ViperZ has the best photos, and the largest gear allowance of anyone i know

Bekologist has the most real use experiance of outdoor equipment of anyone on these forums that ive read, so although i butt heads with him many times over some things, he has knowledge from use that beats companies marketing claims 100 fold.
I have purposly not mentioned specific companies, to me the discussion is about materials, not the companies using them. Saying TNF Gore jackets work for you in certain conditions and is not relevent to others is true, but in the concept of evaluating materials has little relevance.
There is basically 2 issues
1- Waterproof hardshell, or Softshell.
2- Which material is best in each catagory.
I use both, and the threshold where i move from one to the other is a personal choice that will be different for everyone. Wearing a waterproof breathable like gore, in cold dry climates, may work fine for you, but is not the best material for the application. No one says it wont work, or that it wont work sufficient enough, just that there are many materials that will work a lot better. And no one was asking what is capable, the discussion was what was BEST. Same as a halogen light owner claiming it works fine for them and that a hid light would work no better because you dont know them. it may suit their expectations, but its still an inferior light in regards to performance.
In the case of a waterproof shell, there is no special circumstances that make one material better for one person than another that i can think of. Unless your a corpse there are 2 areas of performance. Waterproofness, and breathabilty. The rest is fashion or functionality/quality of the end manufacturere, but the material requirements are the same. All waterproofs are pretty much 100%, so the only comparable difference is breathability.

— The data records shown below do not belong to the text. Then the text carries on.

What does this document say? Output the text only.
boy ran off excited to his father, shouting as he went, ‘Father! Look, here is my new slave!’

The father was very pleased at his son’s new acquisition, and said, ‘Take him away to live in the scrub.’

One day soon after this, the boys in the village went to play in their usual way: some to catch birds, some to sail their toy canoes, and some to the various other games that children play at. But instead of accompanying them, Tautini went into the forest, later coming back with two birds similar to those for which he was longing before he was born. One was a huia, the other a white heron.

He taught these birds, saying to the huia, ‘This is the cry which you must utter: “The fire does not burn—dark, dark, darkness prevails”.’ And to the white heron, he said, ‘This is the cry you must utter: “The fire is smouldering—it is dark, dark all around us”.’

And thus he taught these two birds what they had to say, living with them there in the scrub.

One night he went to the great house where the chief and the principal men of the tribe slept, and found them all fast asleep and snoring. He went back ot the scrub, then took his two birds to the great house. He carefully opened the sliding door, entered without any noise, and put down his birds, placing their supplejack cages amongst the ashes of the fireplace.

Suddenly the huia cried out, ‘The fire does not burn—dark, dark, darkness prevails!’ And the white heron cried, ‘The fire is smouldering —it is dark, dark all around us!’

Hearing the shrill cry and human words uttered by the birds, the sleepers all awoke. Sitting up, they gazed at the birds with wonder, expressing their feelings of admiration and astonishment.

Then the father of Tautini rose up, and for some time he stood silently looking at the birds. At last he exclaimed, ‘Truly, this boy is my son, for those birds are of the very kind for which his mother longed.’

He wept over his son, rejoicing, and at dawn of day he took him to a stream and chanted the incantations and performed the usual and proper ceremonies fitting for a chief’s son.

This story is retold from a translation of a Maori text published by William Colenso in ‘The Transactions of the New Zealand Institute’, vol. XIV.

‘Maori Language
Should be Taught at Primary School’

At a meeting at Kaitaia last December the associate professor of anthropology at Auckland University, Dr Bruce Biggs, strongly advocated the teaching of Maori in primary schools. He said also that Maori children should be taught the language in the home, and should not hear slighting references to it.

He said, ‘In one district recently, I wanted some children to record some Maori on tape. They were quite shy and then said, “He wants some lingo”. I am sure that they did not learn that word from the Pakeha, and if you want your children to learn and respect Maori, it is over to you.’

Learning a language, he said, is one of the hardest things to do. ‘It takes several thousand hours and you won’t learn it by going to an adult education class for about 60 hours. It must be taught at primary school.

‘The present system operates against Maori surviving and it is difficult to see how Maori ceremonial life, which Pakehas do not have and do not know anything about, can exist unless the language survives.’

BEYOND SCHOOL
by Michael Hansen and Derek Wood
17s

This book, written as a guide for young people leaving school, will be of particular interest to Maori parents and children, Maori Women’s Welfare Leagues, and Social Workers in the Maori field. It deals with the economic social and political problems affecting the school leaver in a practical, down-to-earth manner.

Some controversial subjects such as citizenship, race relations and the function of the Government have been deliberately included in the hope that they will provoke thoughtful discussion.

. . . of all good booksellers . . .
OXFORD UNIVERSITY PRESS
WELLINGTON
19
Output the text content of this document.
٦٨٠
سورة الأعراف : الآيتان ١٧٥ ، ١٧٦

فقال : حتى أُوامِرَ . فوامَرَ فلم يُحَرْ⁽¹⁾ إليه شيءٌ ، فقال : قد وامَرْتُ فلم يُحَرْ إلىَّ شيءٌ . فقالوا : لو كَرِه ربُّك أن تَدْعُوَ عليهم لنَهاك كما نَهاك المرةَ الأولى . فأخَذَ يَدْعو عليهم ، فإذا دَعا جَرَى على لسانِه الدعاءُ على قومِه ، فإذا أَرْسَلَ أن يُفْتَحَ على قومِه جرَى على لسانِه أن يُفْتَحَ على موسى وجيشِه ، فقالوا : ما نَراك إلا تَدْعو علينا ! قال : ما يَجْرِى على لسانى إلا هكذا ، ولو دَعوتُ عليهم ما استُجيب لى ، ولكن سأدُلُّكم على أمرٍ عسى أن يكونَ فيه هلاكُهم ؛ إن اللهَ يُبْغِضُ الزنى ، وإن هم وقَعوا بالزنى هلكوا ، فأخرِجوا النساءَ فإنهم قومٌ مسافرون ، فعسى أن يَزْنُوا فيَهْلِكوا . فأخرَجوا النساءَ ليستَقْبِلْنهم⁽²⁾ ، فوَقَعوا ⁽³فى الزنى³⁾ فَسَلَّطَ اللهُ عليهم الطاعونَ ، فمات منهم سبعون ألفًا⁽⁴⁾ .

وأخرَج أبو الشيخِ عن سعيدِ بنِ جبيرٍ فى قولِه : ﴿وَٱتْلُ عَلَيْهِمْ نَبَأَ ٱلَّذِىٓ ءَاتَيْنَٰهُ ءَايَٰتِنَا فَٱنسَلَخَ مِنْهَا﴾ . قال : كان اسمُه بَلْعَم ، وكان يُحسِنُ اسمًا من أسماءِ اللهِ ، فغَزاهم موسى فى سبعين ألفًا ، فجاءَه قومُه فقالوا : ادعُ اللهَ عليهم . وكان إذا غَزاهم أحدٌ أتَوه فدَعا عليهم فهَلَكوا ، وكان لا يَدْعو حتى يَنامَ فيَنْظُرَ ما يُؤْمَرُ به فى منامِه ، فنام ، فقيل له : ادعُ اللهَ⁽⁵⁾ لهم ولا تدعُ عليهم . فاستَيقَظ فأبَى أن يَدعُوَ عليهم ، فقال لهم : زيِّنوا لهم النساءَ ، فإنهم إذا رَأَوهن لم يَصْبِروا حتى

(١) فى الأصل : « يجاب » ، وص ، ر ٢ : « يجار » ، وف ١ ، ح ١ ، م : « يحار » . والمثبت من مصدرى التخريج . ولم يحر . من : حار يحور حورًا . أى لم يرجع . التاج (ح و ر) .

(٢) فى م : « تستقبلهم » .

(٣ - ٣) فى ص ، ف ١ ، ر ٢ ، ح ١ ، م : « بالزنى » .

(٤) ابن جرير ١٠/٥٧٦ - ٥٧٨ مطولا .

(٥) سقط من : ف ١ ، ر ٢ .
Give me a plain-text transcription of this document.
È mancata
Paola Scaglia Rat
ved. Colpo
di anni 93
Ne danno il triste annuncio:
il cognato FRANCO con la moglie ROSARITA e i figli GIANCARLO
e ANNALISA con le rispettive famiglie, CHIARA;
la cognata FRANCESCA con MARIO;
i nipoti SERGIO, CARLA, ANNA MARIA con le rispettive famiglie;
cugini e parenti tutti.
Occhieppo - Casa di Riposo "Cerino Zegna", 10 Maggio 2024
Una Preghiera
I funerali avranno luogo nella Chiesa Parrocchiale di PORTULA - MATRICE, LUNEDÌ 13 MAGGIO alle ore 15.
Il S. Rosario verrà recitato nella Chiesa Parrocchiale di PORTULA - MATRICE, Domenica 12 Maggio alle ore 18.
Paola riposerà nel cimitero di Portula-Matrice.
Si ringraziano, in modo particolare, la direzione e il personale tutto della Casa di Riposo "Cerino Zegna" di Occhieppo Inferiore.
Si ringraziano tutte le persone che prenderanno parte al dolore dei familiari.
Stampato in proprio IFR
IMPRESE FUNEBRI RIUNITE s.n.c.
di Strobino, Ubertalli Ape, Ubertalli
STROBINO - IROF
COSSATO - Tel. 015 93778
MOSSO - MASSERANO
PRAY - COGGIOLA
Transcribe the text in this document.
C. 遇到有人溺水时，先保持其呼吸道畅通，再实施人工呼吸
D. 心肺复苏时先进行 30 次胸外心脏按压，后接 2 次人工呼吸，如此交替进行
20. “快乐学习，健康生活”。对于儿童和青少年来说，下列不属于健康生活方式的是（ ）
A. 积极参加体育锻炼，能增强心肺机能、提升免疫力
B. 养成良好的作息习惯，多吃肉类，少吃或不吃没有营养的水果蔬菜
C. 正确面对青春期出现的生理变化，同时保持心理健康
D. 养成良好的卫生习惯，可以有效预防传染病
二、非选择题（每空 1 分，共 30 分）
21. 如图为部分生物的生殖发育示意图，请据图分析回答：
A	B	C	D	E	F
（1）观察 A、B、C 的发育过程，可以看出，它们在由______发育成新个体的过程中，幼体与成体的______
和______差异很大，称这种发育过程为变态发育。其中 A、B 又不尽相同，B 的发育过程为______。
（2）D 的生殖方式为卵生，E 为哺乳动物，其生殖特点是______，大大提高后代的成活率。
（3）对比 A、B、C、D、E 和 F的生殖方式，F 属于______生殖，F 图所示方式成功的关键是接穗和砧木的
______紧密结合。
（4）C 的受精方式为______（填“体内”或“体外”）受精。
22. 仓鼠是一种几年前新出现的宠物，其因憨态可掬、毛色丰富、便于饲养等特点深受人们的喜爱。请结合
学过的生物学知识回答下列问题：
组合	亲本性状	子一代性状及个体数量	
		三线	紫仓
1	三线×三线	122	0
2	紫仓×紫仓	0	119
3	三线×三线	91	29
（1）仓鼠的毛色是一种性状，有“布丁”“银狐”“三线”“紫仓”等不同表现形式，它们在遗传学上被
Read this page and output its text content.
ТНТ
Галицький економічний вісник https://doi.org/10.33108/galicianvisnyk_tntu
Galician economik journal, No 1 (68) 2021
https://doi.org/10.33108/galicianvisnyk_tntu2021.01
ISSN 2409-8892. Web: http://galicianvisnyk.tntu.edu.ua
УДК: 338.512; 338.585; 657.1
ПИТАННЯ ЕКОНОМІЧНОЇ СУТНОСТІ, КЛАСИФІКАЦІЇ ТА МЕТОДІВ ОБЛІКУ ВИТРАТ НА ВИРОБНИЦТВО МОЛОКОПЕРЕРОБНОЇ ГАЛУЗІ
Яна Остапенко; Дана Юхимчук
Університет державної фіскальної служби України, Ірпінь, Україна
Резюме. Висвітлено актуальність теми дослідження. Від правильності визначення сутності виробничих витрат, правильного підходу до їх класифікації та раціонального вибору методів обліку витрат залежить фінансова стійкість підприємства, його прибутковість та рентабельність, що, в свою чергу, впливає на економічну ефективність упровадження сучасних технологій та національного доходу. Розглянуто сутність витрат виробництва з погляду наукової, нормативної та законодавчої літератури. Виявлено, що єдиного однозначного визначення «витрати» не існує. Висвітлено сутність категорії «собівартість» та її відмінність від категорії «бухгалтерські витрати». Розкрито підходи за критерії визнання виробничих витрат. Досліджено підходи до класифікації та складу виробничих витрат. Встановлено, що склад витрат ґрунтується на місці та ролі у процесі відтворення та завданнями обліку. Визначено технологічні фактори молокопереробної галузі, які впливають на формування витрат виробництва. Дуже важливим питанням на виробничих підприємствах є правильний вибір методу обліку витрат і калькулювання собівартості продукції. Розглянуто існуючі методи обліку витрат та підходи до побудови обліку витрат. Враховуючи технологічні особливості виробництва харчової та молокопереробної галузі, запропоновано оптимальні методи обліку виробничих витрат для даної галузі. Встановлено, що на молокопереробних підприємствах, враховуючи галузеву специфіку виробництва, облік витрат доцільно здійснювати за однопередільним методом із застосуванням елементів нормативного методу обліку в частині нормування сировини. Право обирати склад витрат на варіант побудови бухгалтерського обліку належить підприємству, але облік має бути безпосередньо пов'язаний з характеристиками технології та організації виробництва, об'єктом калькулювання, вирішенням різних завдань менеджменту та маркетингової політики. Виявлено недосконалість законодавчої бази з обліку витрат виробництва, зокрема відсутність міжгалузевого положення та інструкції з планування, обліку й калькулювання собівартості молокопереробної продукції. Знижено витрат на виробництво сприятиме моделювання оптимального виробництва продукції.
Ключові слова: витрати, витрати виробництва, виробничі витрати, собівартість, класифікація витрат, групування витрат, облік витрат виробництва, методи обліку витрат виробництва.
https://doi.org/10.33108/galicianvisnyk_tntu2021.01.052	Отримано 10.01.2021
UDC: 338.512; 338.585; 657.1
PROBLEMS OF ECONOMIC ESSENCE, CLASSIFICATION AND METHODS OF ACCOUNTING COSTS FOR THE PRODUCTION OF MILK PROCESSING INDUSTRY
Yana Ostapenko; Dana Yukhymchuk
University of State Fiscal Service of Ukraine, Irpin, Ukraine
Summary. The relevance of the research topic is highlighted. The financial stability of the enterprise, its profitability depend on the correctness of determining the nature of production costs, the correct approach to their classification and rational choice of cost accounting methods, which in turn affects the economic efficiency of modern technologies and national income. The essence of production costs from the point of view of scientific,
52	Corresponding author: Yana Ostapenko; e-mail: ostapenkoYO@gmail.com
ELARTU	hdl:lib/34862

I read a jacket review a while back that mentioned that when made out of eVent, if your cycling or working hard in the cold, steam can be observed coming out of the fabric. Not out the neckhole, but actual steam transmitting thru the material. Thats what I call letting sweat out. I doubt gore does the same. Ive noticed it before but never keyed in on it, but its in old forum threads where i talk about riding in pouring rain in january and coming to a stop and a cloud of steam coming off me.
Thats a true test of a materials performance if you dont believe in results from lab tests. Im also not trying to promote 1 material, as there are several WB's much better than gore, and a multitude of softshell materials that outperform it.
edit: found the link
http://www.outdoorsmagic.com/news/ar...N/3906/v/2/sp/
heres another eVent specific, but Toray has some good materials also.
http://www.prolitegear.com/cgi-bin/p.../xdpy/kb/00029
The prolitegear link has a good explaination on why goretex is not the best in cold dry conditions also.